The registration of such firm is optional.
But if registered, a partnership firm can enjoy some legal rights and facilities A partnership deed includes:-
- the name of the firm,
- nature of business,
- the capital and property of the firm,
- the capital of individual partners,
- term of partnership,
- provision for salaries, and drawings on account of profit,
- rate of interest (if any) on partners’ capital, advances and drawings,
- rights and duties of individual partners,
- provision for accounts and audit,
- division of profits and losses (capital and revenue),
- powers of admission and expulsion of a partner,
- termination of agreement by insolvency, death, etc., valuation of goodwill and
- share of assets on sale or death, and an arbitration clause.

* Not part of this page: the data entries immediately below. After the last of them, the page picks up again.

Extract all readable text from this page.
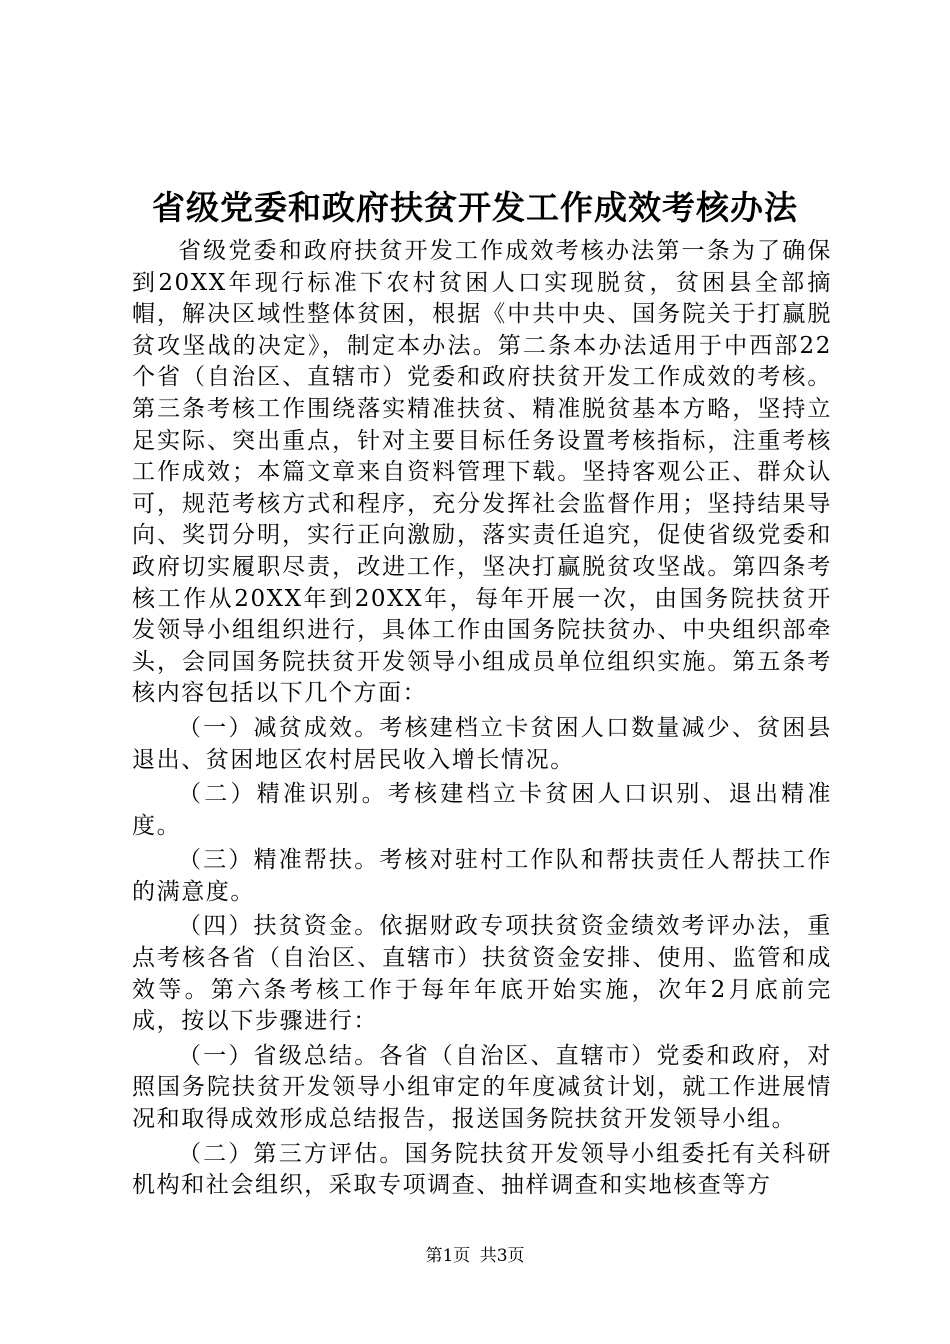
省级党委和政府扶贫开发工作成效考核办法

省级党委和政府扶贫开发工作成效考核办法第一条为了确保到20XX年现行标准下农村贫困人口实现脱贫，贫困县全部摘帽，解决区域性整体贫困，根据《中共中央、国务院关于打赢脱贫攻坚战的决定》，制定本办法。第二条本办法适用于中西部22个省（自治区、直辖市）党委和政府扶贫开发工作成效的考核。第三条考核工作围绕落实精准扶贫、精准脱贫基本方略，坚持立足实际、突出重点，针对主要目标任务设置考核指标，注重考核工作成效；本篇文章来自资料管理下载。坚持客观公正、群众认可，规范考核方式和程序，充分发挥社会监督作用；坚持结果导向、奖罚分明，实行正向激励，落实责任追究，促使省级党委和政府切实履职尽责，改进工作，坚决打赢脱贫攻坚战。第四条考核工作从20XX年到20XX年，每年开展一次，由国务院扶贫开发领导小组组织进行，具体工作由国务院扶贫办、中央组织部牵头，会同国务院扶贫开发领导小组成员单位组织实施。第五条考核内容包括以下几个方面：

（一）减贫成效。考核建档立卡贫困人口数量减少、贫困县退出、贫困地区农村居民收入增长情况。

（二）精准识别。考核建档立卡贫困人口识别、退出精准度。

（三）精准帮扶。考核对驻村工作队和帮扶责任人帮扶工作的满意度。

（四）扶贫资金。依据财政专项扶贫资金绩效考评办法，重点考核各省（自治区、直辖市）扶贫资金安排、使用、监管和成效等。第六条考核工作于每年年底开始实施，次年2月底前完成，按以下步骤进行：

（一）省级总结。各省（自治区、直辖市）党委和政府，对照国务院扶贫开发领导小组审定的年度减贫计划，就工作进展情况和取得成效形成总结报告，报送国务院扶贫开发领导小组。

（二）第三方评估。国务院扶贫开发领导小组委托有关科研机构和社会组织，采取专项调查、抽样调查和实地核查等方

第1页 共3页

If a partnership business is not registered, a partner of the firm can not bring a suit to enforce a right arising from a contract or conferred by the Partnership Act against the firm or his co-partners.
Also, an unregistered firm can not file a suit, or take other legal proceedings, to enforce a right from a contract, or to claim a set-off in any suit filed against it.
However, the non-registration of a firm does not affect the right of an unregistered firm to bring a suit to enforce a right arising otherwise than out of a contract and the power of an official assignee or receiver to realize the property of an insolvent partner.